Bila dalam pemilihan nasional yang lalu banyak sekali pelanggaran yang belum terungkap, keluasan pilkada membuat pengawasan menjadi penting. Masyarakat sipil perlu memantau dan mendokumentasikan potensi kecurangan tersebut.

"Bagi kami, pilkada sama penting dengan pemilihan umum presiden dan wakil presiden serta pemilu anggota legislatif karena kebijakan kepala daerah dan perilaku mereka berdampak pada kehidupan kita sehari-hari," kata Soebagjo.

Kerawanan Pilkada

Koordinator Legal dan Advokasi Jaga Pemilu Rusdi Marpaung menambahkan bahwa Badan Pengawas Pemilu (Bawaslu) RItelah mengingatkan bahwa kerawanan dalam proses pilkada dapat terjadi pada konteks sosial politik, pencalonan, kampanye, dan pungut hitung.

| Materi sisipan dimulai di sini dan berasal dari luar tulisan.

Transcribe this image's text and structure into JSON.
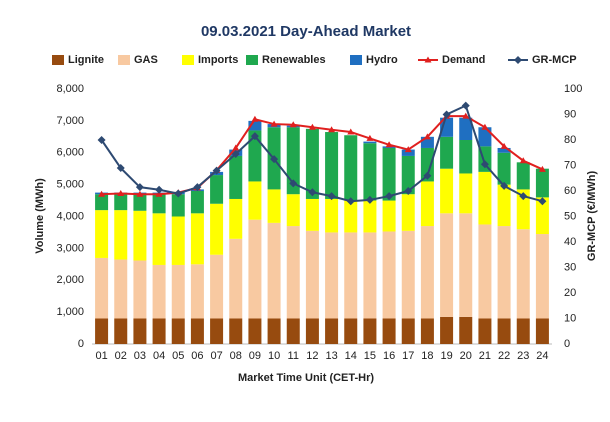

Seberapa rendah atau tinggi tingkat kerawanan dan potensi kecurangan itu, menurut dia, tentu akan berbeda-beda antardaerah. Perbedaan itu terjadi karena ragam operator politik, dukungan logistik, dan karakter kelompok masyarakatnya.

"Hal lain adalah pengaruh koalisi hasil pemilihan umum nasional pada bulan Februari lalu. Meski koalisi partai-partai politik di tingkat lokal tidak melulu mengikuti komposisi nasional, di beberapa daerah kondisi nasional turut mewarnai," kata Marpaung.

Ia mengatakan bahwa bangsa ini memerlukan pimpinan yang terbaik, pemimpin yang paham masalah-masalah setempat. Pemimpin-pemimpin seperti itu hanya bisa muncul apabila pemilihan adil, tanpa intervensi, dan jujur.

"Kita belajar banyak dari pemilu pada bulan Februari lalu, kita tak mau mengulangi kesalahan-kesalahan yang sama," demikian Natalia Soebagjo.

Temuan pemantauan berbasis partisipasi warga itu akan dilaporkan secara berkala oleh Jaga Pemilu dan mitra daerah secara terbuka melalui situs web jagapemilu.com. Mereka juga akan membawa laporan-laporan tersebut ke bawaslu daerah masing-masing setelah laporan terverifikasi.

Sebelumnya, Direktur Eksekutif Perkumpulan untuk Pemilu dan Demokrasi (Perludem) Khoirunnisa Nur Agustyati menegaskann perlunya langkah antisipasi modus kecurangan yang terjadi pada Pemilu 2024, karena dikhawatirkan bisa terjadi pada Pemilihan Kepala Daerah (Pilkada) Serentak 2024.

"Kalau dilihat dari putusan MK masalah Pilpres maupun Pileg hasilnya ada beberapa dugaan kecurangan, misalkan netralitas ASN, penggunaan fasilitas negara, dan lainnya bisa terulang lagi di daerah," kata Khoirunnisa di Jakarta, kemarin.

Menurut dia, putusan MK terkait kecurangan Pemilu 2024 memang masih ada celah untuk dimanfaatkan lagi oleh oknum atau siapapun yang maju pada Pilkada serentak 2024. Untuk itu, Khoirunnisa mengaku khawatir para peserta kontestasi Pilkada 2024 mengikuti jejak atau modus yang digunakan pada waktu Pemilu kemarin. "Karena MK menyatakan dalil dari pemohon tidak terbukti, kalau kita mau tarik kesimpulan MK menyadari bahwa Mahkamah kekurangan waktu untuk mendapatkan bukti yang cukup untuk memberi keyakinan," tuturnya.

Ia menambahkan bahwa semua perlu mengantisipasi duplikasi kecurangan, apalagi pada Pilkada 2024 ini cukup rawan mengingat pilkada dekat dengan konflik.